By far the most interesting chemical feature of the potassic lavas and intrusives (Figure 6.2) are the strong enrichments in light REE and LIL elements, marked depletions of Nb, Ta and Ti (Cosgrove, 1972; Thorpe, 1987; Leat et al., 1987) and high 87Sr/86Sr (Thorpe et al., 1986). This chemical fingerprint is characteristic of subduc-tion-related magmas and suggests the potassic lavas were derived from lithosphere subducted during the Variscan (Leat et al., 1987). Similarly, Cosgrove (1972) originally suggested that the Exeter Volcanic 'Series' were generated at or near a plate margin on the basis of their similarity to high-alkaline shoshonitic rocks and the eruptive setting of such rock types elsewhere. However, although these volcanics have features similar to some magmas generated in a subduction environ­ment, it does not necessarily imply the presence of an active subduction zone in this area during the Permian – for which there is no direct geological evidence.
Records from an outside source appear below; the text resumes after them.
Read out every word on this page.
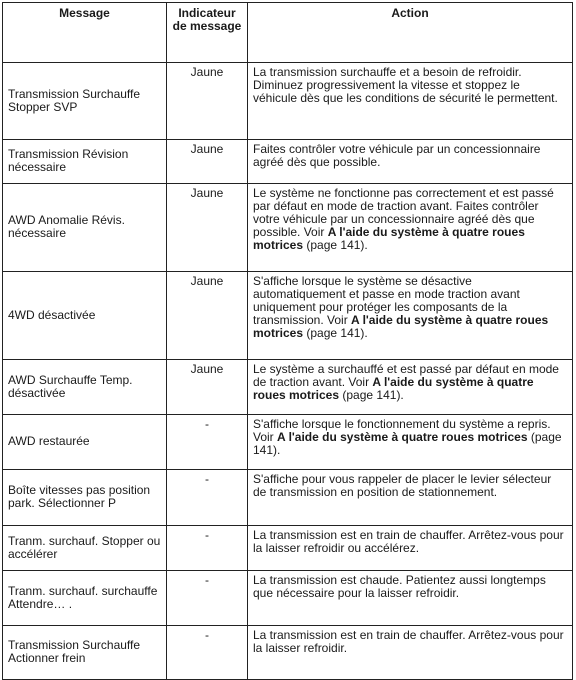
Message	Indicateur de message	Action
Transmission Surchauffe Stopper SVP	Jaune	La transmission surchauffe et a besoin de refroidir. Diminuez progressivement la vitesse et stoppez le véhicule dès que les conditions de sécurité le permettent.
Transmission Révision nécessaire	Jaune	Faites contrôler votre véhicule par un concessionnaire agréé dès que possible.
AWD Anomalie Révis. nécessaire	Jaune	Le système ne fonctionne pas correctement et est passé par défaut en mode de traction avant. Faites contrôler votre véhicule par un concessionnaire agréé dès que possible. Voir A l'aide du système à quatre roues motrices (page 141).
4WD désactivée	Jaune	S'affiche lorsque le système se désactive automatiquement et passe en mode traction avant uniquement pour protéger les composants de la transmission. Voir A l'aide du système à quatre roues motrices (page 141).
AWD Surchauffe Temp. désactivée	Jaune	Le système a surchauffé et est passé par défaut en mode de traction avant. Voir A l'aide du système à quatre roues motrices (page 141).
AWD restaurée	-	S'affiche lorsque le fonctionnement du système a repris. Voir A l'aide du système à quatre roues motrices (page 141).
Boîte vitesses pas position park. Sélectionner P	-	S'affiche pour vous rappeler de placer le levier sélecteur de transmission en position de stationnement.
Tranm. surchauf. Stopper ou accélérer	-	La transmission est en train de chauffer. Arrêtez-vous pour la laisser refroidir ou accélérez.
Tranm. surchauf. surchauffe Attendre… .	-	La transmission est chaude. Patientez aussi longtemps que nécessaire pour la laisser refroidir.
Transmission Surchauffe Actionner frein	-	La transmission est en train de chauffer. Arrêtez-vous pour la laisser refroidir.
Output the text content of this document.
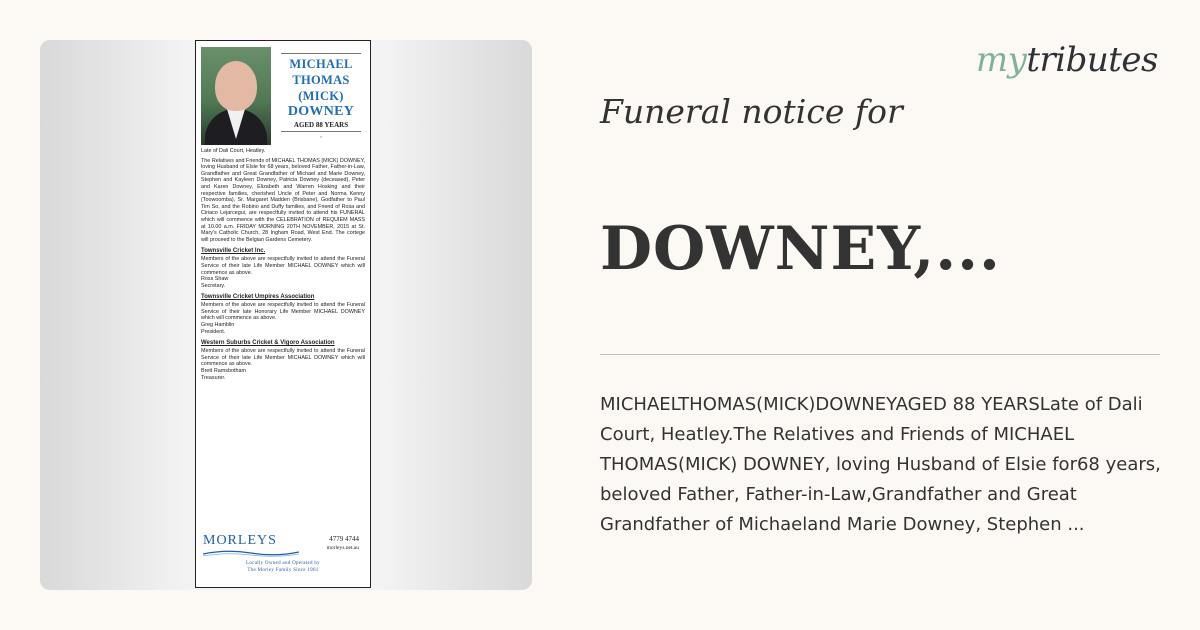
MICHAEL
THOMAS
(MICK)
DOWNEY
AGED 88 YEARS
◦

Late of Dali Court, Heatley.

The Relatives and Friends of MICHAEL THOMAS (MICK) DOWNEY, loving Husband of Elsie for 68 years, beloved Father, Father-in-Law, Grandfather and Great Grandfather of Michael and Marie Downey, Stephen and Kayleen Downey, Patricia Downey (deceased), Peter and Karen Downey, Elizabeth and Warren Hosking and their respective families, cherished Uncle of Peter and Norma Kenny (Toowoomba), Sr. Margaret Madden (Brisbane), Godfather to Paul Tim So, and the Robino and Duffy families, and Friend of Rosa and Ciriaco Lejarcegui, are respectfully invited to attend his FUNERAL which will commence with the CELEBRATION of REQUIEM MASS at 10.00 a.m. FRIDAY MORNING 20TH NOVEMBER, 2015 at St. Mary's Catholic Church, 28 Ingham Road, West End. The cortege will proceed to the Belgian Gardens Cemetery.

Townsville Cricket Inc.

Members of the above are respectfully invited to attend the Funeral Service of their late Life Member MICHAEL DOWNEY which will commence as above.

Ross Shaw

Secretary.

Townsville Cricket Umpires Association

Members of the above are respectfully invited to attend the Funeral Service of their late Honorary Life Member MICHAEL DOWNEY which will commence as above.

Greg Hamblin

President.

Western Suburbs Cricket & Vigoro Association

Members of the above are respectfully invited to attend the Funeral Service of their late Life Member MICHAEL DOWNEY which will commence as above.

Brett Ramsbotham

Treasurer.

MORLEYS	4779 4744
morleys.net.au
Locally Owned and Operated by
The Morley Family Since 1961
mytributes
Funeral notice for
DOWNEY,...
MICHAELTHOMAS(MICK)DOWNEYAGED 88 YEARSLate of Dali Court, Heatley.The Relatives and Friends of MICHAEL THOMAS(MICK) DOWNEY, loving Husband of Elsie for68 years, beloved Father, Father-in-Law,Grandfather and Great Grandfather of Michaeland Marie Downey, Stephen ...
Instead, the particular char­acters could have been obtained or inherited from a mantle that had previously undergone melting in such an environment at some time in the late Palaeozoic.

Rhyolitic suite

Rhyolitic pebbles found in the New Red Sand­stone (Laming, 1966) have similar textural, petrographic and chemical features to exposed flow-banded rhyolite lavas near Plymouth. They form the remnants of possibly extensive supra-batholithic calc-alkaline acid volcanism that was fed by the granite-porphyry dykes which cut the main granite plutons. Most commonly, they are reddened quartz–K-feldspar–biotite-phyric rhyolites with relict spherulitic textures, that have often recrystallized to a granular cryptocrystalline quartzofeldspathic matrix (Cosgrove and Elliott, 1976). Chondrite-normalized geochemical data (from Cosgrove and Elliott, 1976; Floyd, unpub­lished) shows strong LIL enrichment patterns, but with marked Nb, Ta, Sr and Ti negative anomalies, light REE enrichment (Figure 6.3) with negative Eu anomalies (Eu/Eu* c. 0.4). All are typical features of acidic calc-alkaline rocks formed in a syncollisional tectonic setting. These rhyolites are chemically distinct from the Lower Devonian rhyolites with higher LIUHFS ratios (Rb/Nb c. 50 relative to c. 5) and although REE patterns are broadly similar to, and overlap, those of the granites (Figure 6.3), they have more in common with the granite porphyries (Exley et al., 1983).